With Europe moving toward a single market by 1992, people are beginning to ask, Why don't you become like the EC and move toward economic integration? Mr. Alatas remarked. This is a naive view. The nations of Western Europe have a long history of close relations and interactions. They were facing a common enemy at the height of the Cold War when the Common Market was formed.

Asean nations don't have this history of close interactions. We did not unite to face a common enemy. We were divided during the Colonial era, and we have different cultures and systems of government, Mr. Alatas said.

He said Asean will evolve within the context of a changing world, which will require dealing with four major outside powers: the United States, the Soviet Union, China and Japan.

Prior to the luncheon, Janus J. Pitoy, consulate general of Indonesia in New York, discussed Indonesia's economic development and deregulation measures announced last December.

Mr. Pitoy said Indonesia's economy grew nearly 4 percent last year and non-oil exports rose 27 percent to $9.0 billion, surpassing oil and natural gas exports for the first time in many years.
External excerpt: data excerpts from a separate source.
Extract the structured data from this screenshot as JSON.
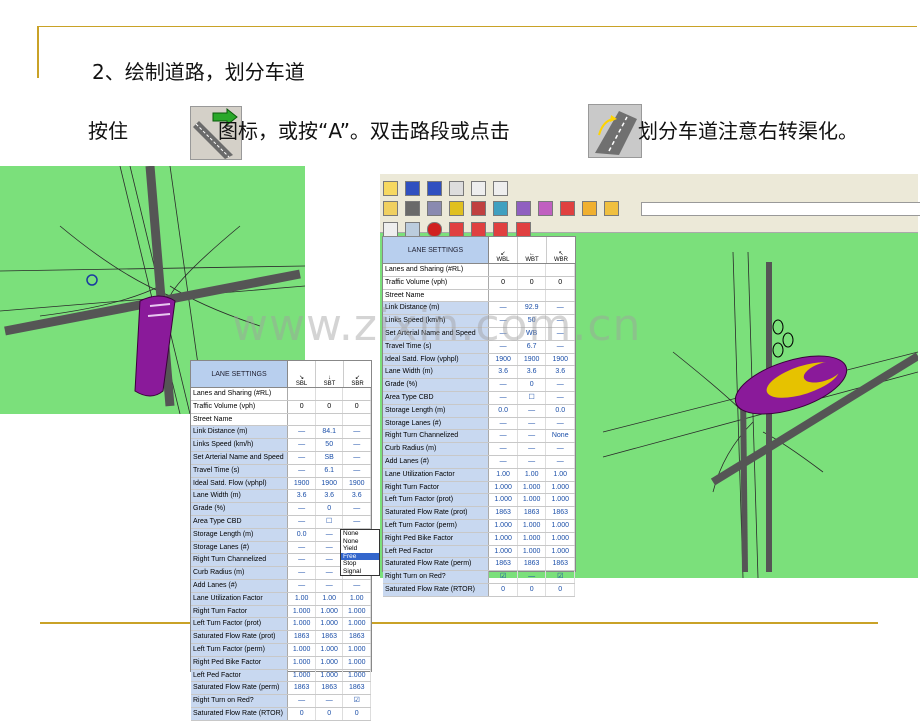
{
  "slide": {
    "step_title": "2、绘制道路，划分车道",
    "instruction_part1": "按住",
    "instruction_part2": "图标，或按“A”。双击路段或点击",
    "instruction_part3": "划分车道注意右转渠化。",
    "watermark": "www.zixin.com.cn"
  },
  "left_panel": {
    "title": "LANE SETTINGS",
    "columns": [
      "SBL",
      "SBT",
      "SBR"
    ],
    "rows": [
      {
        "label": "Lanes and Sharing (#RL)",
        "values": [
          "",
          "",
          ""
        ]
      },
      {
        "label": "Traffic Volume (vph)",
        "values": [
          "0",
          "0",
          "0"
        ]
      },
      {
        "label": "Street Name",
        "values": [
          "",
          "",
          ""
        ]
      },
      {
        "label": "Link Distance (m)",
        "values": [
          "—",
          "84.1",
          "—"
        ]
      },
      {
        "label": "Links Speed (km/h)",
        "values": [
          "—",
          "50",
          "—"
        ]
      },
      {
        "label": "Set Arterial Name and Speed",
        "values": [
          "—",
          "SB",
          "—"
        ]
      },
      {
        "label": "Travel Time (s)",
        "values": [
          "—",
          "6.1",
          "—"
        ]
      },
      {
        "label": "Ideal Satd. Flow (vphpl)",
        "values": [
          "1900",
          "1900",
          "1900"
        ]
      },
      {
        "label": "Lane Width (m)",
        "values": [
          "3.6",
          "3.6",
          "3.6"
        ]
      },
      {
        "label": "Grade (%)",
        "values": [
          "—",
          "0",
          "—"
        ]
      },
      {
        "label": "Area Type CBD",
        "values": [
          "—",
          "☐",
          "—"
        ]
      },
      {
        "label": "Storage Length (m)",
        "values": [
          "0.0",
          "—",
          "0.0"
        ]
      },
      {
        "label": "Storage Lanes (#)",
        "values": [
          "—",
          "—",
          "—"
        ]
      },
      {
        "label": "Right Turn Channelized",
        "values": [
          "—",
          "—",
          "None"
        ]
      },
      {
        "label": "Curb Radius (m)",
        "values": [
          "—",
          "—",
          "—"
        ]
      },
      {
        "label": "Add Lanes (#)",
        "values": [
          "—",
          "—",
          "—"
        ]
      },
      {
        "label": "Lane Utilization Factor",
        "values": [
          "1.00",
          "1.00",
          "1.00"
        ]
      },
      {
        "label": "Right Turn Factor",
        "values": [
          "1.000",
          "1.000",
          "1.000"
        ]
      },
      {
        "label": "Left Turn Factor (prot)",
        "values": [
          "1.000",
          "1.000",
          "1.000"
        ]
      },
      {
        "label": "Saturated Flow Rate (prot)",
        "values": [
          "1863",
          "1863",
          "1863"
        ]
      },
      {
        "label": "Left Turn Factor (perm)",
        "values": [
          "1.000",
          "1.000",
          "1.000"
        ]
      },
      {
        "label": "Right Ped Bike Factor",
        "values": [
          "1.000",
          "1.000",
          "1.000"
        ]
      },
      {
        "label": "Left Ped Factor",
        "values": [
          "1.000",
          "1.000",
          "1.000"
        ]
      },
      {
        "label": "Saturated Flow Rate (perm)",
        "values": [
          "1863",
          "1863",
          "1863"
        ]
      },
      {
        "label": "Right Turn on Red?",
        "values": [
          "—",
          "—",
          "☑"
        ]
      },
      {
        "label": "Saturated Flow Rate (RTOR)",
        "values": [
          "0",
          "0",
          "0"
        ]
      }
    ],
    "dropdown_options": [
      "None",
      "None",
      "Yield",
      "Free",
      "Stop",
      "Signal"
    ],
    "dropdown_selected": "Free"
  },
  "right_panel": {
    "title": "LANE SETTINGS",
    "columns": [
      "WBL",
      "WBT",
      "WBR"
    ],
    "rows": [
      {
        "label": "Lanes and Sharing (#RL)",
        "values": [
          "",
          "",
          ""
        ]
      },
      {
        "label": "Traffic Volume (vph)",
        "values": [
          "0",
          "0",
          "0"
        ]
      },
      {
        "label": "Street Name",
        "values": [
          "",
          "",
          ""
        ]
      },
      {
        "label": "Link Distance (m)",
        "values": [
          "—",
          "92.9",
          "—"
        ]
      },
      {
        "label": "Links Speed (km/h)",
        "values": [
          "—",
          "50",
          "—"
        ]
      },
      {
        "label": "Set Arterial Name and Speed",
        "values": [
          "—",
          "WB",
          "—"
        ]
      },
      {
        "label": "Travel Time (s)",
        "values": [
          "—",
          "6.7",
          "—"
        ]
      },
      {
        "label": "Ideal Satd. Flow (vphpl)",
        "values": [
          "1900",
          "1900",
          "1900"
        ]
      },
      {
        "label": "Lane Width (m)",
        "values": [
          "3.6",
          "3.6",
          "3.6"
        ]
      },
      {
        "label": "Grade (%)",
        "values": [
          "—",
          "0",
          "—"
        ]
      },
      {
        "label": "Area Type CBD",
        "values": [
          "—",
          "☐",
          "—"
        ]
      },
      {
        "label": "Storage Length (m)",
        "values": [
          "0.0",
          "—",
          "0.0"
        ]
      },
      {
        "label": "Storage Lanes (#)",
        "values": [
          "—",
          "—",
          "—"
        ]
      },
      {
        "label": "Right Turn Channelized",
        "values": [
          "—",
          "—",
          "None"
        ]
      },
      {
        "label": "Curb Radius (m)",
        "values": [
          "—",
          "—",
          "—"
        ]
      },
      {
        "label": "Add Lanes (#)",
        "values": [
          "—",
          "—",
          "—"
        ]
      },
      {
        "label": "Lane Utilization Factor",
        "values": [
          "1.00",
          "1.00",
          "1.00"
        ]
      },
      {
        "label": "Right Turn Factor",
        "values": [
          "1.000",
          "1.000",
          "1.000"
        ]
      },
      {
        "label": "Left Turn Factor (prot)",
        "values": [
          "1.000",
          "1.000",
          "1.000"
        ]
      },
      {
        "label": "Saturated Flow Rate (prot)",
        "values": [
          "1863",
          "1863",
          "1863"
        ]
      },
      {
        "label": "Left Turn Factor (perm)",
        "values": [
          "1.000",
          "1.000",
          "1.000"
        ]
      },
      {
        "label": "Right Ped Bike Factor",
        "values": [
          "1.000",
          "1.000",
          "1.000"
        ]
      },
      {
        "label": "Left Ped Factor",
        "values": [
          "1.000",
          "1.000",
          "1.000"
        ]
      },
      {
        "label": "Saturated Flow Rate (perm)",
        "values": [
          "1863",
          "1863",
          "1863"
        ]
      },
      {
        "label": "Right Turn on Red?",
        "values": [
          "☑",
          "—",
          "☑"
        ]
      },
      {
        "label": "Saturated Flow Rate (RTOR)",
        "values": [
          "0",
          "0",
          "0"
        ]
      }
    ]
  },
  "colors": {
    "gold": "#c9a227",
    "map_green": "#7be07b",
    "road": "#555555",
    "channel_purple": "#8a1a9a",
    "channel_yellow": "#e6c200",
    "table_header_blue": "#b8cfee",
    "value_blue": "#1a4ea8"
  },
  "icons": {
    "draw_link": "road-arrow-icon",
    "lane_settings": "lane-settings-icon"
  }
}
He said he is optimistic for the future, in part because of the December measures designed to attract more foreign investment. Aimed at decreasing bureaucracy, the package of 58 decrees simplifies licensing procedures, eases restrictions on hiring of expatriates and provides various tax incentives.

Foreign joint ventures that are located in a bonded zone and export 100 percent of their output may maintain 95 percent control of the company indefinitely.

To spur the development of tourism, Mr. Pitoy said, the government reduced

from 33 to two the number of licenses required to build hotels, restaurants and similar facilities. A record of more than 1 million tourists visited Indonesia last year.